Shane’s mother wants to continue the memorial fund on behalf of her son so that she can help other families in need of financial help as they survive the disease.

She knows that one in seven survivors will be left with a severe handicap, such as deafness or brain injury. Others are amputees.

She’s on a crusade. Kim McClintock spends her days searching the Internet for the latest news on meningitis. She has read lengthy reports from England and Europe.

She has printed hundreds of flyers. “Attention All Parents,” it reads. “Being well versed in the symptoms of all forms of meningitis will save lives.”

She believes that if Shane’s death can saves lives, then it will almost make sense.

“It has to,” his mother said. “I wouldn’t and couldn’t be doing this if it didn’t. For Shane, I have to continue.”


The family is accepting donations at the Bristle Pointe Apartments leasing office, 2050 Longley Lane, Reno, NV, 89502.

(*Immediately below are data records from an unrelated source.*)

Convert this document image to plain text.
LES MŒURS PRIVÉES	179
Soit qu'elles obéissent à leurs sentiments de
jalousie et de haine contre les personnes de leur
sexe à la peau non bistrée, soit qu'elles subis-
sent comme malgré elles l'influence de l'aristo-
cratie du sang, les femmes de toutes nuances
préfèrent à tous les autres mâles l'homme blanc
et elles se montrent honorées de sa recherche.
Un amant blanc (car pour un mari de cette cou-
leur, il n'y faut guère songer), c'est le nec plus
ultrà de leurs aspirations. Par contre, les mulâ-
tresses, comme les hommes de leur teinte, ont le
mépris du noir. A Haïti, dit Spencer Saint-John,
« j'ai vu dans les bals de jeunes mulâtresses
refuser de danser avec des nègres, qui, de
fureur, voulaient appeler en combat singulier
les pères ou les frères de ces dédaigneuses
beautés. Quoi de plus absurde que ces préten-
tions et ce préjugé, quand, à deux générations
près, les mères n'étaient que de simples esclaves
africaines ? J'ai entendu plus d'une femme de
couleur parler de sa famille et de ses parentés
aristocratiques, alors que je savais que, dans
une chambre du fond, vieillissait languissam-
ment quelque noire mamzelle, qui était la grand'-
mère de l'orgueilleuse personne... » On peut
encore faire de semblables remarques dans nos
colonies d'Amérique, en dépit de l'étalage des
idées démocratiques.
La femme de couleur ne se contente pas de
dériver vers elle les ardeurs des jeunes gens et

Reno pediatrician Dr. Cathy Wagoner says symptoms for bacterial meningitis are similar to that of other common childhood illnesses, such as the flu.

“Meningococcal meningitis is very serious and not only can you die, but if you survive you can have severe health consequences,” she said.

Young survivors can be left blind or deaf.

“So, it’s important to know the signs,” she said. “The symptoms we see with kids is fever and vomiting and that could be the same for a million other things as well. What is a good indicator is a mental status change, which is the kid starts to act strange or loopy in their behavior. They tend not to recognize their parents and that’s when it gets worrisome.”

A tell-tale dark bruising rash is another sign to head into the emergency room.

“Sometimes, the rash appears before other symptoms,” said Wagoner, who works at Washoe Family Care at Ryland. “That means to get medical attention fast.”

Bacterial meningitis symptoms can include one or more of the following: Headache, fever, rash, stiff neck, backache, nausea, vomiting, eyes sensitive to light, lethargy, chills, appetite loss, sleepiness, confusion, delirium.

Sevil Hunter

Bacterial meningitis facts:

o Meningococcal disease means illness caused by the bacterium Neisseria meningitidis, which is also called the “meningococcus.”

o Out of 100 people who get meningococcal disease, about 5 to 10 die despite good medical care.

Reduce risk of contracting meningococcal disease

o Stop smoking;

o Don’t let children be in rooms where people are smoking;

o Prevent upper and lower respiratory tract infections by receiving influenza vaccine (and possibly pneumococcal vaccine) and avoiding close contact with people with coughs and colds;

o Get pneumococcal vaccine if among the people for whom it is recommended.